Product owners serve as liaisons between the business and the external systems development team. They collaborate with stakeholders to convert strategy and priorities into tangible business requirements, prototypes, design concepts and product roadmaps.
The biggest challenge for a product owner is balancing the needs of the business partners with the resources, technology and time available. Because of that, a product owner should possess certain skills and traits.
“Communication skills, organizational skills (serious multi-tasking), empathy and diplomacy,” Pamela says. “Having technical knowledge is really helpful as well.”
Je’Cory Ross worked as a developer dealing with fraud solutions in financial services before coming to Protective in 2019.

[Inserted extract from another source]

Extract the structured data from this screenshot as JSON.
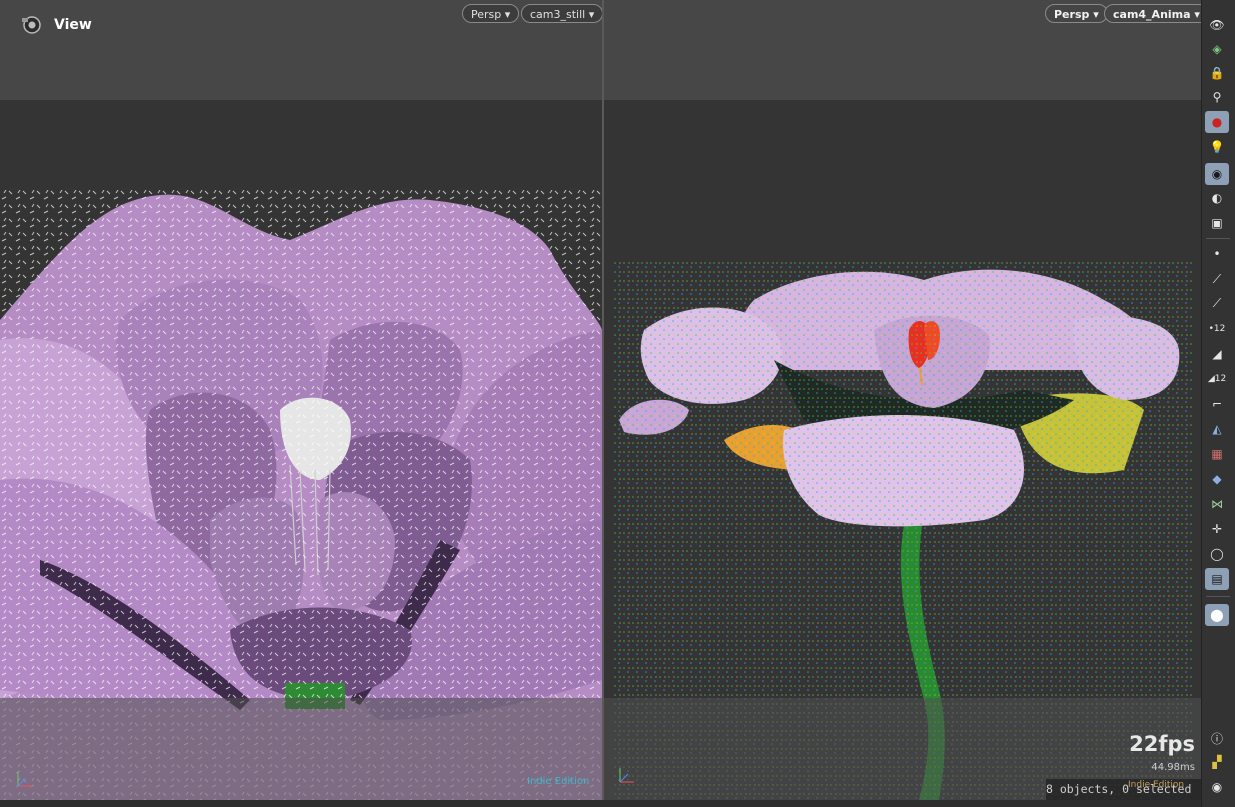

“I wasn’t familiar with the insurance industry,” Je’Cory says. “As a developer, the day-to-day can be different depending on what industry you support. The idea of learning something new was appealing.”
Je’Cory was also excited to move from Columbus, Georgia to Birmingham.
“A bigger city nets you more opportunities. There’s a lot more to do here,” he says.
What is a typical day like for a software developer?
Je’Cory’s day starts with filling report requests, which involves writing a program that pulls data from different fields based on standards outlined in the request. He also works on small infrastructure changes related to daily processes. Developers at Protective also work on larger projects including customer feature requests or updating and testing system calculations in response to changing regulations.
The role requires patience, motivation, attention to detail and a willingness to learn.
“There’s always an opportunity to learn something new,” he says. “It doesn’t get stale because it’s not the same thing every day.”